New York's Metropolitan Transportation Authority (MTA), which includes the city's subway system, is among the transit agencies strapped for cash. Earlier this summer, the nation's largest public transit system unveiled a $562 million cost-cutting plan that includes reductions of some positions through attrition. MTA Chief Financial Officer Robert Foran has warned of steep deficits unless a stable funding source can be established.

According to Governing, the Census data probably underestimates the numbers who work from home because the bureau counts only people who "usually" telecommute as opposed to those who do it occasionally. A 2016 Gallup poll found that 43 percent of respondents said they spent at least some time working from home, up from 39 percent in 2012. Employees who worked remotely also spent more time doing so, Gallup said.

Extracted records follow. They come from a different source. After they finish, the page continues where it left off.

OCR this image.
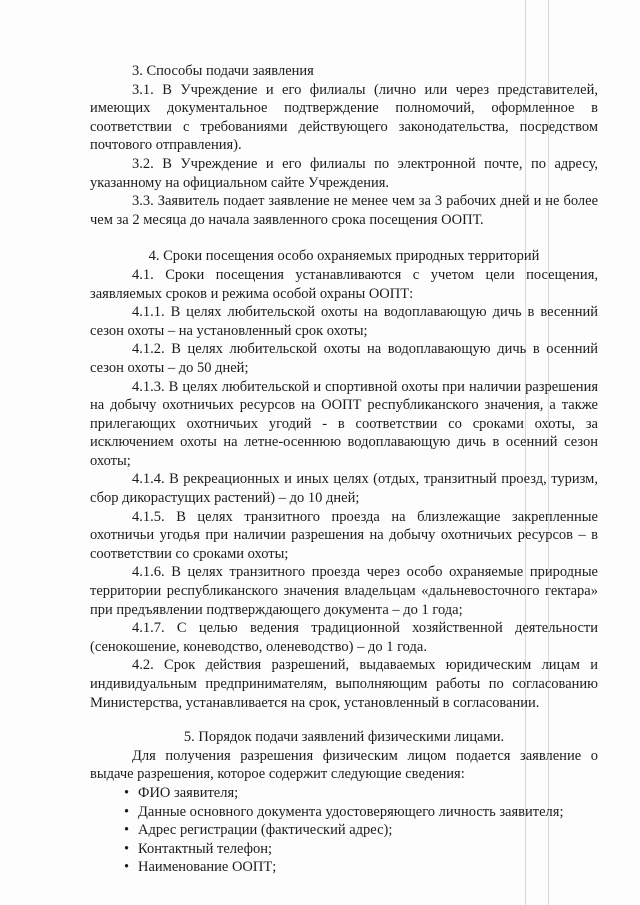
3. Способы подачи заявления

3.1. В Учреждение и его филиалы (лично или через представителей, имеющих документальное подтверждение полномочий, оформленное в соответствии с требованиями действующего законодательства, посредством почтового отправления).

3.2. В Учреждение и его филиалы по электронной почте, по адресу, указанному на официальном сайте Учреждения.

3.3. Заявитель подает заявление не менее чем за 3 рабочих дней и не более чем за 2 месяца до начала заявленного срока посещения ООПТ.

4. Сроки посещения особо охраняемых природных территорий

4.1. Сроки посещения устанавливаются с учетом цели посещения, заявляемых сроков и режима особой охраны ООПТ:

4.1.1. В целях любительской охоты на водоплавающую дичь в весенний сезон охоты – на установленный срок охоты;

4.1.2. В целях любительской охоты на водоплавающую дичь в осенний сезон охоты – до 50 дней;

4.1.3. В целях любительской и спортивной охоты при наличии разрешения на добычу охотничьих ресурсов на ООПТ республиканского значения, а также прилегающих охотничьих угодий - в соответствии со сроками охоты, за исключением охоты на летне-осеннюю водоплавающую дичь в осенний сезон охоты;

4.1.4. В рекреационных и иных целях (отдых, транзитный проезд, туризм, сбор дикорастущих растений) – до 10 дней;

4.1.5. В целях транзитного проезда на близлежащие закрепленные охотничьи угодья при наличии разрешения на добычу охотничьих ресурсов – в соответствии со сроками охоты;

4.1.6. В целях транзитного проезда через особо охраняемые природные территории республиканского значения владельцам «дальневосточного гектара» при предъявлении подтверждающего документа – до 1 года;

4.1.7. С целью ведения традиционной хозяйственной деятельности (сенокошение, коневодство, оленеводство) – до 1 года.

4.2. Срок действия разрешений, выдаваемых юридическим лицам и индивидуальным предпринимателям, выполняющим работы по согласованию Министерства, устанавливается на срок, установленный в согласовании.

5. Порядок подачи заявлений физическими лицами.

Для получения разрешения физическим лицом подается заявление о выдаче разрешения, которое содержит следующие сведения:

• ФИО заявителя;
• Данные основного документа удостоверяющего личность заявителя;
• Адрес регистрации (фактический адрес);
• Контактный телефон;
• Наименование ООПТ;
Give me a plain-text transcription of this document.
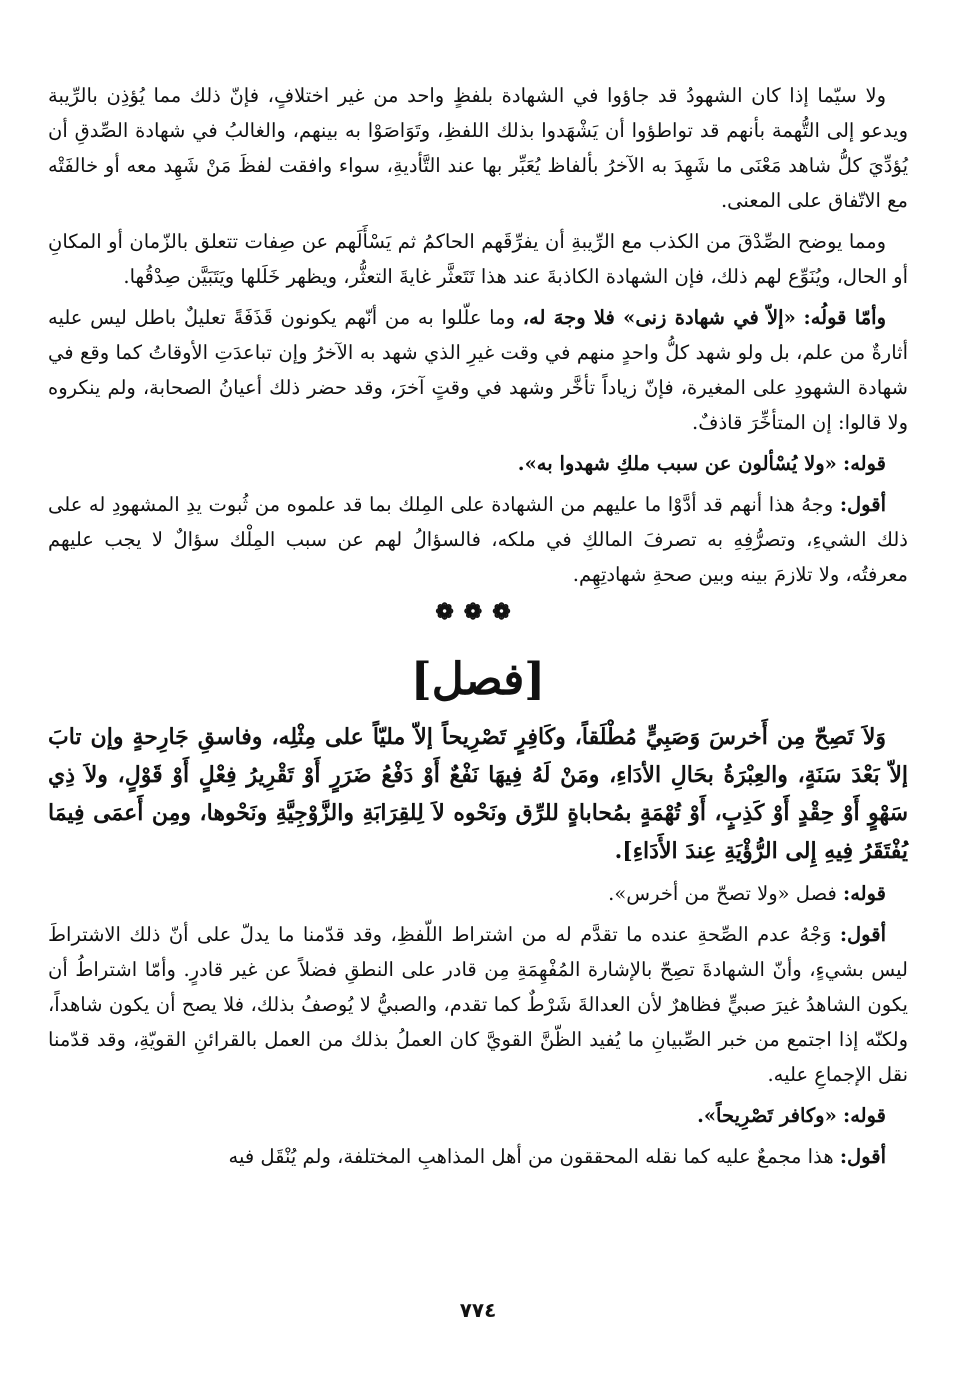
ولا سيّما إذا كان الشهودُ قد جاؤوا في الشهادة بلفظٍ واحد من غير اختلافٍ، فإنّ ذلك مما يُؤذِن بالرِّيبة ويدعو إلى التُّهمة بأنهم قد تواطؤوا أن يَشْهَدوا بذلك اللفظِ، وتَوَاصَوْا به بينهم، والغالبُ في شهادة الصِّدقِ أن يُؤدِّيَ كلُّ شاهد مَعْنَى ما شَهِدَ به الآخرُ بألفاظ يُعَبِّر بها عند التَّأديةِ، سواء وافقت لفظَ مَنْ شَهِد معه أو خالفَتْه مع الاتّفاق على المعنى.

ومما يوضح الصِّدْقَ من الكذب مع الرِّيبةِ أن يفرِّقَهم الحاكمُ ثم يَسْأَلَهم عن صِفات تتعلق بالزّمان أو المكانِ أو الحال، ويُنَوِّع لهم ذلك، فإن الشهادة الكاذبةَ عند هذا تَتَعثَّر غايةَ التعثُّر، ويظهر خَلَلها ويَتَبَيَّن صِدْقُها.

وأمّا قولُه: «إلاّ في شهادة زنى» فلا وجهَ له، وما علّلوا به من أنّهم يكونون قَذَفَةً تعليلٌ باطل ليس عليه أثارةٌ من علم، بل ولو شهد كلُّ واحدٍ منهم في وقت غيرِ الذي شهد به الآخرُ وإن تباعدَتِ الأوقاتُ كما وقع في شهادة الشهودِ على المغيرة، فإنّ زياداً تأخَّر وشهد في وقتٍ آخرَ، وقد حضر ذلك أعيانُ الصحابة، ولم ينكروه ولا قالوا: إن المتأخِّرَ قاذفٌ.

قوله: «ولا يُسْألون عن سبب ملكِ شهدوا به».

أقول: وجهُ هذا أنهم قد أدَّوْا ما عليهم من الشهادة على المِلك بما قد علموه من ثُبوت يدِ المشهودِ له على ذلك الشيءِ، وتصرُّفِهِ به تصرفَ المالكِ في ملكه، فالسؤالُ لهم عن سبب المِلْك سؤالٌ لا يجب عليهم معرفتُه، ولا تلازمَ بينه وبين صحةِ شهادتِهِم.

❁❁❁
[فصل]

وَلاَ تَصِحّ مِن أَخرسَ وَصَبِيٍّ مُطْلَقاً، وكَافِرٍ تَصْرِيحاً إلاّ مليّاً على مِثْلِه، وفاسقِ جَارِحةٍ وإن تابَ إلاّ بَعْدَ سَنَةٍ، والعِبْرَةُ بحَالِ الأدَاءِ، ومَنْ لَهُ فِيهَا نَفْعٌ أَوْ دَفْعُ ضَرَرٍ أَوْ تَقْرِيرُ فِعْلٍ أَوْ قَوْلٍ، ولاَ ذِي سَهْوٍ أَوْ حِقْدٍ أَوْ كَذِبٍ، أَوْ تُهْمَةٍ بمُحاباةٍ للرِّق ونَحْوه لاَ لِلقِرَابَةِ والزَّوْجِيَّةِ ونَحْوها، ومِن أَعمَى فِيمَا يُفْتَقَرُ فِيهِ إِلى الرُّؤْيَةِ عِندَ الأَدَاءِ].

قوله: فصل «ولا تصحّ من أخرس».

أقول: وَجْهُ عدم الصِّحةِ عنده ما تقدَّم له من اشتراط اللّفظِ، وقد قدّمنا ما يدلّ على أنّ ذلك الاشتراطَ ليس بشيءٍ، وأنّ الشهادةَ تصِحّ بالإشارة المُفْهِمَةِ مِن قادر على النطقِ فضلاً عن غير قادرٍ. وأمّا اشتراطُ أن يكون الشاهدُ غيرَ صبيٍّ فظاهرٌ لأن العدالةَ شَرْطٌ كما تقدم، والصبيُّ لا يُوصفُ بذلك، فلا يصح أن يكون شاهداً، ولكنّه إذا اجتمع من خبر الصِّبيانِ ما يُفيد الظّنَّ القويَّ كان العملُ بذلك من العمل بالقرائنِ القويّةِ، وقد قدّمنا نقل الإجماعِ عليه.

قوله: «وكافر تَصْرِيحاً».

أقول: هذا مجمعٌ عليه كما نقله المحققون من أهل المذاهبِ المختلفة، ولم يُنْقَل فيه

٧٧٤
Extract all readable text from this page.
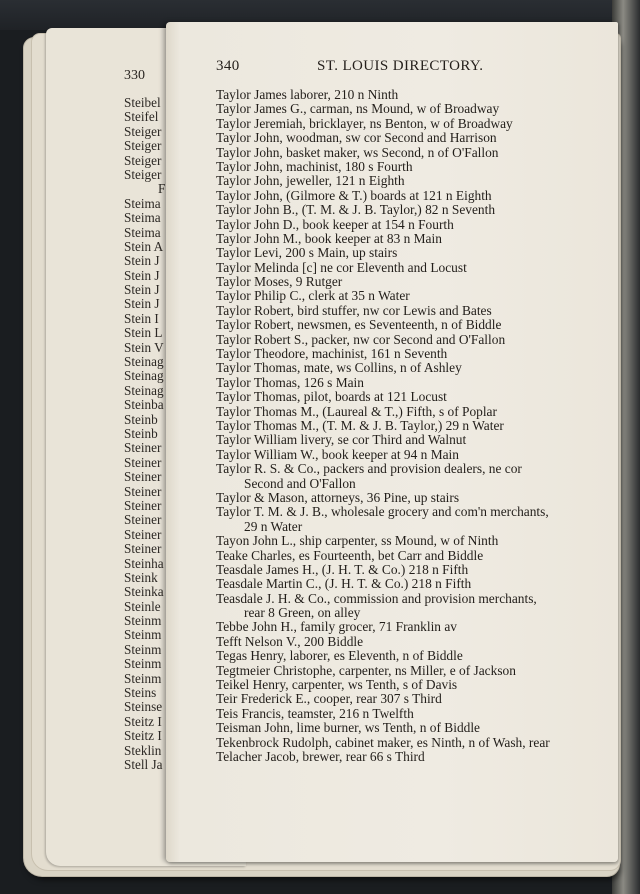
330
Steibel
Steifel
Steiger
Steiger
Steiger
Steiger
F
Steima
Steima
Steima
Stein A
Stein J
Stein J
Stein J
Stein J
Stein I
Stein L
Stein V
Steinag
Steinag
Steinag
Steinba
Steinb
Steinb
Steiner
Steiner
Steiner
Steiner
Steiner
Steiner
Steiner
Steiner
Steinha
Steink
Steinka
Steinle
Steinm
Steinm
Steinm
Steinm
Steinm
Steins
Steinse
Steitz I
Steitz I
Steklin
Stell Ja
340	ST. LOUIS DIRECTORY.
Taylor James laborer, 210 n Ninth
Taylor James G., carman, ns Mound, w of Broadway
Taylor Jeremiah, bricklayer, ns Benton, w of Broadway
Taylor John, woodman, sw cor Second and Harrison
Taylor John, basket maker, ws Second, n of O'Fallon
Taylor John, machinist, 180 s Fourth
Taylor John, jeweller, 121 n Eighth
Taylor John, (Gilmore & T.) boards at 121 n Eighth
Taylor John B., (T. M. & J. B. Taylor,) 82 n Seventh
Taylor John D., book keeper at 154 n Fourth
Taylor John M., book keeper at 83 n Main
Taylor Levi, 200 s Main, up stairs
Taylor Melinda [c] ne cor Eleventh and Locust
Taylor Moses, 9 Rutger
Taylor Philip C., clerk at 35 n Water
Taylor Robert, bird stuffer, nw cor Lewis and Bates
Taylor Robert, newsmen, es Seventeenth, n of Biddle
Taylor Robert S., packer, nw cor Second and O'Fallon
Taylor Theodore, machinist, 161 n Seventh
Taylor Thomas, mate, ws Collins, n of Ashley
Taylor Thomas, 126 s Main
Taylor Thomas, pilot, boards at 121 Locust
Taylor Thomas M., (Laureal & T.,) Fifth, s of Poplar
Taylor Thomas M., (T. M. & J. B. Taylor,) 29 n Water
Taylor William livery, se cor Third and Walnut
Taylor William W., book keeper at 94 n Main
Taylor R. S. & Co., packers and provision dealers, ne cor
Second and O'Fallon
Taylor & Mason, attorneys, 36 Pine, up stairs
Taylor T. M. & J. B., wholesale grocery and com'n merchants,
29 n Water
Tayon John L., ship carpenter, ss Mound, w of Ninth
Teake Charles, es Fourteenth, bet Carr and Biddle
Teasdale James H., (J. H. T. & Co.) 218 n Fifth
Teasdale Martin C., (J. H. T. & Co.) 218 n Fifth
Teasdale J. H. & Co., commission and provision merchants,
rear 8 Green, on alley
Tebbe John H., family grocer, 71 Franklin av
Tefft Nelson V., 200 Biddle
Tegas Henry, laborer, es Eleventh, n of Biddle
Tegtmeier Christophe, carpenter, ns Miller, e of Jackson
Teikel Henry, carpenter, ws Tenth, s of Davis
Teir Frederick E., cooper, rear 307 s Third
Teis Francis, teamster, 216 n Twelfth
Teisman John, lime burner, ws Tenth, n of Biddle
Tekenbrock Rudolph, cabinet maker, es Ninth, n of Wash, rear
Telacher Jacob, brewer, rear 66 s Third
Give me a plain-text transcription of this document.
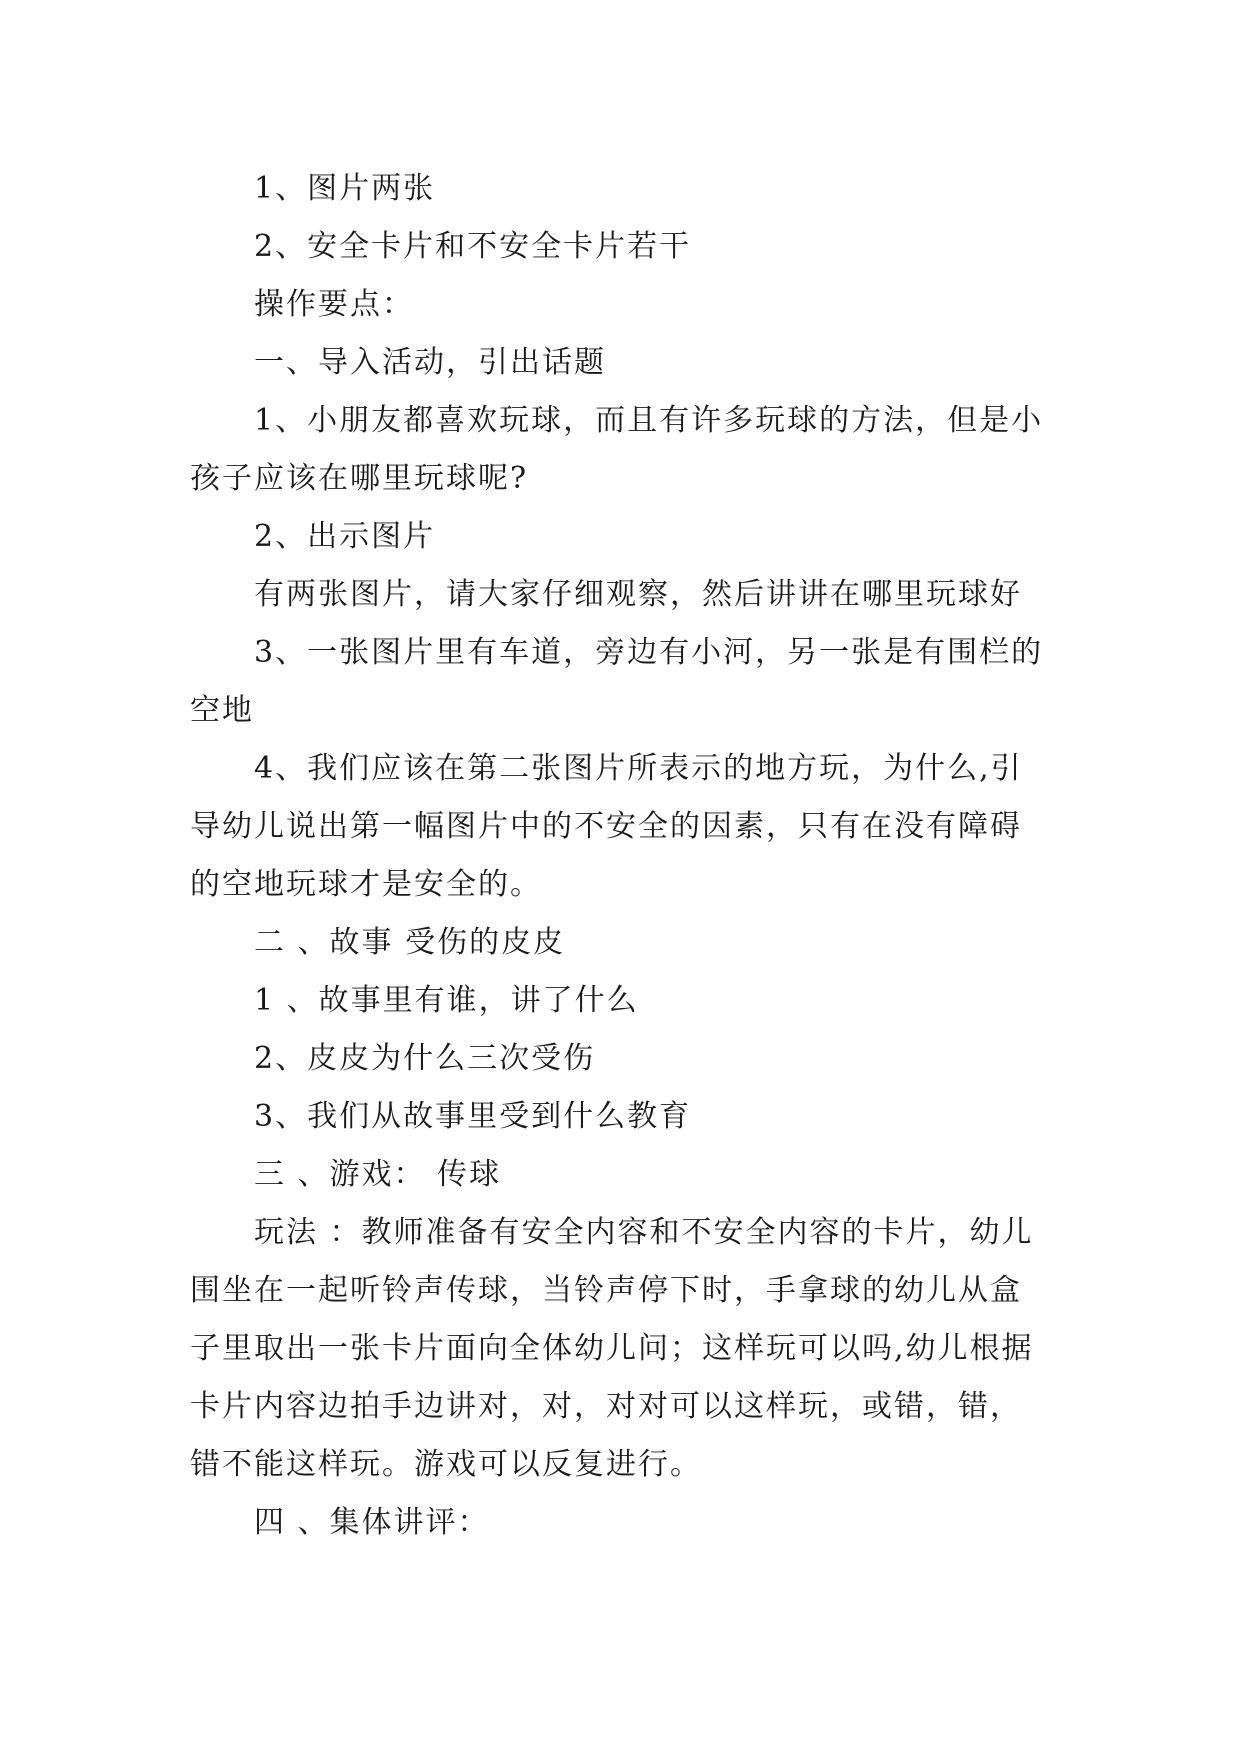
1、图片两张

2、安全卡片和不安全卡片若干

操作要点：

一、导入活动，引出话题

1、小朋友都喜欢玩球，而且有许多玩球的方法，但是小孩子应该在哪里玩球呢?

2、出示图片

有两张图片，请大家仔细观察，然后讲讲在哪里玩球好

3、一张图片里有车道，旁边有小河，另一张是有围栏的空地

4、我们应该在第二张图片所表示的地方玩，为什么,引导幼儿说出第一幅图片中的不安全的因素，只有在没有障碍的空地玩球才是安全的。

二 、故事 受伤的皮皮

1 、故事里有谁，讲了什么

2、皮皮为什么三次受伤

3、我们从故事里受到什么教育

三 、游戏： 传球

玩法 ：教师准备有安全内容和不安全内容的卡片，幼儿围坐在一起听铃声传球，当铃声停下时，手拿球的幼儿从盒子里取出一张卡片面向全体幼儿问；这样玩可以吗,幼儿根据卡片内容边拍手边讲对，对，对对可以这样玩，或错，错，错不能这样玩。游戏可以反复进行。

四 、集体讲评：
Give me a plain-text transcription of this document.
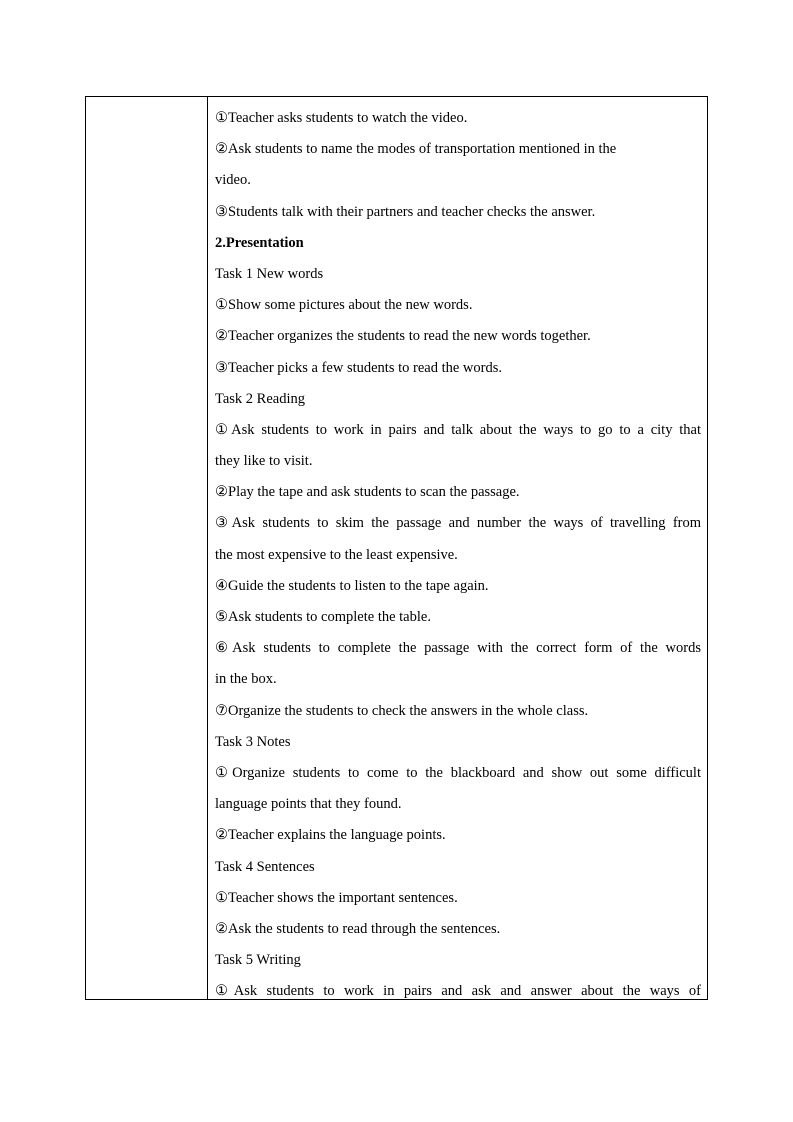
①Teacher asks students to watch the video.
②Ask students to name the modes of transportation mentioned in the
video.
③Students talk with their partners and teacher checks the answer.
2.Presentation
Task 1 New words
①Show some pictures about the new words.
②Teacher organizes the students to read the new words together.
③Teacher picks a few students to read the words.
Task 2 Reading
①Ask students to work in pairs and talk about the ways to go to a city that
they like to visit.
②Play the tape and ask students to scan the passage.
③Ask students to skim the passage and number the ways of travelling from
the most expensive to the least expensive.
④Guide the students to listen to the tape again.
⑤Ask students to complete the table.
⑥Ask students to complete the passage with the correct form of the words
in the box.
⑦Organize the students to check the answers in the whole class.
Task 3 Notes
①Organize students to come to the blackboard and show out some difficult
language points that they found.
②Teacher explains the language points.
Task 4 Sentences
①Teacher shows the important sentences.
②Ask the students to read through the sentences.
Task 5 Writing
①Ask students to work in pairs and ask and answer about the ways of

In the current tight job market, employees such as millennials are increasingly seeking more flexible working conditions including the ability to work from home. A 2017 survey by the Society for Human Resources Management found that 62 percent of organizations allowed telecommuting, an increase from 59 percent five years ago. 

Here are some telecommuting tidbits. The average telecommuter is 46 years old, has a bachelor's degree and earns a higher median salary than in-office counterparts, according to a 2017 report from FlexJobs, a job site for telecommuters. About the same numbers of men and women work from home. Roughly 24 percent of people who work from home are self-employed. Telecommuting is common in the finance, insurance, real estate and information sectors, according to Governing.  

The FlexJobs report found the number of people who work from home has skyrocketed by 115 percent over the past decade, and some experts predict that half of all full-time workers could be working remotely by 2020.